I am working on my family genealogy and I have a James T. Culbertson that share ancestor. I am wondering if you Grandfather is the same James T. Culbertson. The James T. Culbertson that I have has the parents;
Walter Edwards Culbertson (1872-1936)
Katharine Evans (1880-1913)
I found somewhere that your James T Culbertson was born in Nebraska, where mine seems to have been born in Pennsylvania. So, it’s is probable that they are not the same person. But, in the interest of accuracy I was hoping you could help resolve this for me.

Thank you
David Culberson
Springdale, Arkansas

Dave Miller said...

@David Culbertson, Yes, I believe they are the same person, and we must share a common ancestor. My grandfather's mother died when he was two. He was the youngest child. I forget how many siblings, but one was named Walter. They lived in Pennsylvania.

Richard Glenn said...

Your grandfather was the greatest professor I have ever had. I took courses from him in introduction to philosophy, ethics and logic. We used his text "Mathematics and Logic for Digital Devices," in logic. That book ultimately allowed me to succeed in two years of calculus and differential equations,as well as in several computer science courses. I think of him often and am proud to have been one of his students.

Dave Miller said...

To Richard Glenn: Thank you for your kind words. They mean a lot to me and those who loved him. He spoke of his students often; he loved them. John Madden is probably his most famous student.

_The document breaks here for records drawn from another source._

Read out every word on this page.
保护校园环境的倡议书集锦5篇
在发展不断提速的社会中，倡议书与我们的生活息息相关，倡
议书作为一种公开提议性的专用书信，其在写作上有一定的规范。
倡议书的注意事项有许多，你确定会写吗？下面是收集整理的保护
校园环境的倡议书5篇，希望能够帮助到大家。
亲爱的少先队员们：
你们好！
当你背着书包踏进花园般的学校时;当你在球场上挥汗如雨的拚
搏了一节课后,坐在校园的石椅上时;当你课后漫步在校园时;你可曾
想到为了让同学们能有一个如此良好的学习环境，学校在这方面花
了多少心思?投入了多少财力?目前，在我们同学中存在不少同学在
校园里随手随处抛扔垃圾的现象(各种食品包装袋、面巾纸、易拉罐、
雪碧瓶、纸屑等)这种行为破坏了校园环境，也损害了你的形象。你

Of him, he remarked "he was well prepared". I am happy Baba's book helped you. I have yet to read it, but I will. The old house in San Luis Obisbo is up for sale now, and my aunt recently sent me some of his work, several boxes I have yet to go through. I have three degrees in science and engineering, so hopefully I will be able to appreciate what I read. I miss him, and I wish I had not lived 3000 miles away, because I only got to see him a handful of times, mostly in the Summers when school was not in session. Thanks again, for sharing your story.